彼のもので後を貫かれているというのに、不思議と全く痛みを感じないし、苦しくもない。気持ち良さと多幸感だけが、冬真を支配している。
「は、あ……っ、冬真さん、とうまさん……っ、好き、大好き……!」
——俺も、好きだよ。
最奥を貫かれ、パチン、と何かが身体の奥で弾けるような感覚がした。
***
「……ま、冬真! ねえ冬真ってば! いい加減起きなさいよ!」
「…………んあ?」
ドンドンドンっ、と激しいノックの音と母親が呼ぶ声で目が覚めた。
さっきまで見ていた天井と違うし、寝ていたのはベッドではなく敷布団。そして、なにより目の前にいたはずの秋一郎がいない。

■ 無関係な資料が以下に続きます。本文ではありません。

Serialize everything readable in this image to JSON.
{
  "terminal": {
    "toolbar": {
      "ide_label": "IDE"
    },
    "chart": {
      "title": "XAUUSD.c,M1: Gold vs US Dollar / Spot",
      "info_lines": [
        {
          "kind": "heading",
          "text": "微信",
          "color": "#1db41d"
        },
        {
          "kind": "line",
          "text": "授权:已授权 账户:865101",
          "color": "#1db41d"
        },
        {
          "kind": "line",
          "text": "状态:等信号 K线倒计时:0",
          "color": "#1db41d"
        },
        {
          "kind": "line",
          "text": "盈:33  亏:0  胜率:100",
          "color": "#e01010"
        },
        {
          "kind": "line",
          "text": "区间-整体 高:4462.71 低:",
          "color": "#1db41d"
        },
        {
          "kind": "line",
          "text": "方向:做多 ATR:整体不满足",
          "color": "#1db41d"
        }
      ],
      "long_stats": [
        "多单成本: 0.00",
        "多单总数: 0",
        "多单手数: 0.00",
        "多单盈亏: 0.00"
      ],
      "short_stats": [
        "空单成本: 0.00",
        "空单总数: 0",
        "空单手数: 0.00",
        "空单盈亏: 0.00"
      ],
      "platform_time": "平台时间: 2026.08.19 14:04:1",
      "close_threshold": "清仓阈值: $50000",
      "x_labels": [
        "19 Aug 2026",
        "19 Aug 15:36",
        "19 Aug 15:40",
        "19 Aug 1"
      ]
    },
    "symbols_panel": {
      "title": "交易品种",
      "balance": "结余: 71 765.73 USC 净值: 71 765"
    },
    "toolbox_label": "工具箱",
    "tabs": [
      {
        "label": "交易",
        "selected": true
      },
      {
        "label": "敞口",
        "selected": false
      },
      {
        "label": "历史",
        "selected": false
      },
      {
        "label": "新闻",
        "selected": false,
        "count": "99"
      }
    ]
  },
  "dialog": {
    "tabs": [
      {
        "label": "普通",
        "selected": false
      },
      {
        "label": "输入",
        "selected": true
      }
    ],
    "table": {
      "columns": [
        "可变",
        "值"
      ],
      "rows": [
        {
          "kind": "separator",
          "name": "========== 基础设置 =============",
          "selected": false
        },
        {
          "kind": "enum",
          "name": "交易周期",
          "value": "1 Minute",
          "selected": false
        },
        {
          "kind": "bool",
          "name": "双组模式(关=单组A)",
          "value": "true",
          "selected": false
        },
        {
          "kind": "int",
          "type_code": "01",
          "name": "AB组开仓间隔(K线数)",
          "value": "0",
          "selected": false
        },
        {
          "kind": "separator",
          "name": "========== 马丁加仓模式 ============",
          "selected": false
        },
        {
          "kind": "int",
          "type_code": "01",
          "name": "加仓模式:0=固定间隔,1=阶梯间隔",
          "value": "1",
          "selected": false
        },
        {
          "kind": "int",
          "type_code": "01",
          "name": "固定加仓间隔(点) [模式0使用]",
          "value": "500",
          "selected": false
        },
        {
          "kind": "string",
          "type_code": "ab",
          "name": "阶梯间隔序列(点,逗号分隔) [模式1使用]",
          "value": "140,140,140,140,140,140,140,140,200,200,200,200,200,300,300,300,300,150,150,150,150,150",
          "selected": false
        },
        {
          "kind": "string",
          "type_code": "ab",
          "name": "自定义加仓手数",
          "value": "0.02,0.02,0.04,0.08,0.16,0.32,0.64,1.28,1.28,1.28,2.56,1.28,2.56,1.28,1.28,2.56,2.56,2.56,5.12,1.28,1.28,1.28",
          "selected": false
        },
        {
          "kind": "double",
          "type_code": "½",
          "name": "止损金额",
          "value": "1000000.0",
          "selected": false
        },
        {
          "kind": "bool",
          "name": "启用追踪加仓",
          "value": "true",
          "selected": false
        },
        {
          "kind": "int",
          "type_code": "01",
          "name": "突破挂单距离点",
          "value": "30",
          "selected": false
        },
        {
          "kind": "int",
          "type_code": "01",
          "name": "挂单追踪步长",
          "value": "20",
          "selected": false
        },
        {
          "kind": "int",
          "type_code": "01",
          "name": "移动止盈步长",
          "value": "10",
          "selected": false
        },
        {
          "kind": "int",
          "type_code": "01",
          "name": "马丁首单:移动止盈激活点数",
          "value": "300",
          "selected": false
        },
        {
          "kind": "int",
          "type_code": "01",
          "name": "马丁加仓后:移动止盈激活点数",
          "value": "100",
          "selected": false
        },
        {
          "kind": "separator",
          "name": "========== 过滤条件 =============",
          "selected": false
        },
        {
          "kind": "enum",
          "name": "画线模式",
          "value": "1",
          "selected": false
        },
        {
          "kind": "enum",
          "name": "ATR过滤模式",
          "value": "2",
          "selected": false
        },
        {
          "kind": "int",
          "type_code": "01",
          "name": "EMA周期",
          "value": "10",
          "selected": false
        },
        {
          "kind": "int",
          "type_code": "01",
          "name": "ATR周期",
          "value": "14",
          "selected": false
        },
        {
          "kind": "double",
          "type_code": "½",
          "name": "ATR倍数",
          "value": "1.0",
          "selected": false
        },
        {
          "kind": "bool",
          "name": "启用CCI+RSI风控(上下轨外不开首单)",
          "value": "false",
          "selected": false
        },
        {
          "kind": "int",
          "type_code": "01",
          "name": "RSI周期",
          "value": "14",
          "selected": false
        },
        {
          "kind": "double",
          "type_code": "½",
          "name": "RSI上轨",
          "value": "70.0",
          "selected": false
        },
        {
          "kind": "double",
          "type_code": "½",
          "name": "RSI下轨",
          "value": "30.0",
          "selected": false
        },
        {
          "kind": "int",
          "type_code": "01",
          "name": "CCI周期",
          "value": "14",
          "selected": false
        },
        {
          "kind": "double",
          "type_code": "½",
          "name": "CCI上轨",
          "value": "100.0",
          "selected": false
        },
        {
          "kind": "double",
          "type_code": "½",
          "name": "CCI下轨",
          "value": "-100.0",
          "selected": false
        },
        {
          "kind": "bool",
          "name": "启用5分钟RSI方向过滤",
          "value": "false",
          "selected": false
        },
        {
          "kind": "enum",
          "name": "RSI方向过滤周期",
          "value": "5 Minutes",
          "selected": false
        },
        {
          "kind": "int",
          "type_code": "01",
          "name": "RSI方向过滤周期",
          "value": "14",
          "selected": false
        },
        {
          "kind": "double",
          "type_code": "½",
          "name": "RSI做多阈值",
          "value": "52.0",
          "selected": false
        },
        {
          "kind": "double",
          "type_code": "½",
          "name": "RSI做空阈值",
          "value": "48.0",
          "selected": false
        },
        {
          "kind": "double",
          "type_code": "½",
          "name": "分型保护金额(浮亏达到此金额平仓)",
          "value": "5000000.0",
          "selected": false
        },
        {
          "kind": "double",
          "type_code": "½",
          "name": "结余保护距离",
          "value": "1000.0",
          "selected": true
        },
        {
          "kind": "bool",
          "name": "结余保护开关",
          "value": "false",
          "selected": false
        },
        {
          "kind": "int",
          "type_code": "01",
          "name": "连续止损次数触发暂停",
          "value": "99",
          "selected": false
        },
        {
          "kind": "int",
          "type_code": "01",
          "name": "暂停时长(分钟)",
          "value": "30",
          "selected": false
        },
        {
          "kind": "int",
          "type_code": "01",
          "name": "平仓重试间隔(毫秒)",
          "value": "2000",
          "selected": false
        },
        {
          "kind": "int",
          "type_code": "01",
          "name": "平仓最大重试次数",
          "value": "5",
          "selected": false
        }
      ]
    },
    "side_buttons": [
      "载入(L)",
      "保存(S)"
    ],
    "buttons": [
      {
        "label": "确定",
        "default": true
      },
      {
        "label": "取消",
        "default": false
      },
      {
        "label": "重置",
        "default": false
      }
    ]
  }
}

さっきのあれは夢だったことに気付き、冬真は頭を抱え、盛大なため息を吐いた。三十路手前に、あんな鮮明な淫夢は情けなさすぎる。恥ずかしすぎてネタにもならない。
「……んだよ、起きてるよ! 何だよ!」
思わず自室のドアの向こうにいる母親に当たってしまった。これも情けない。
「店の水道がおかしいの! 来て、ちょっと見てくれない?」
「あー、わかった。行くから、先に店降りてて」
そう言って布団から出ようと起き上がった、その時。
べちょり、と何かひんやりした嫌なものを下半身に感じ、冬真は動きを止めた。
まさかな……と思いながらパンツの中を確認して、冬真は再び大きなため息を吐くことになった。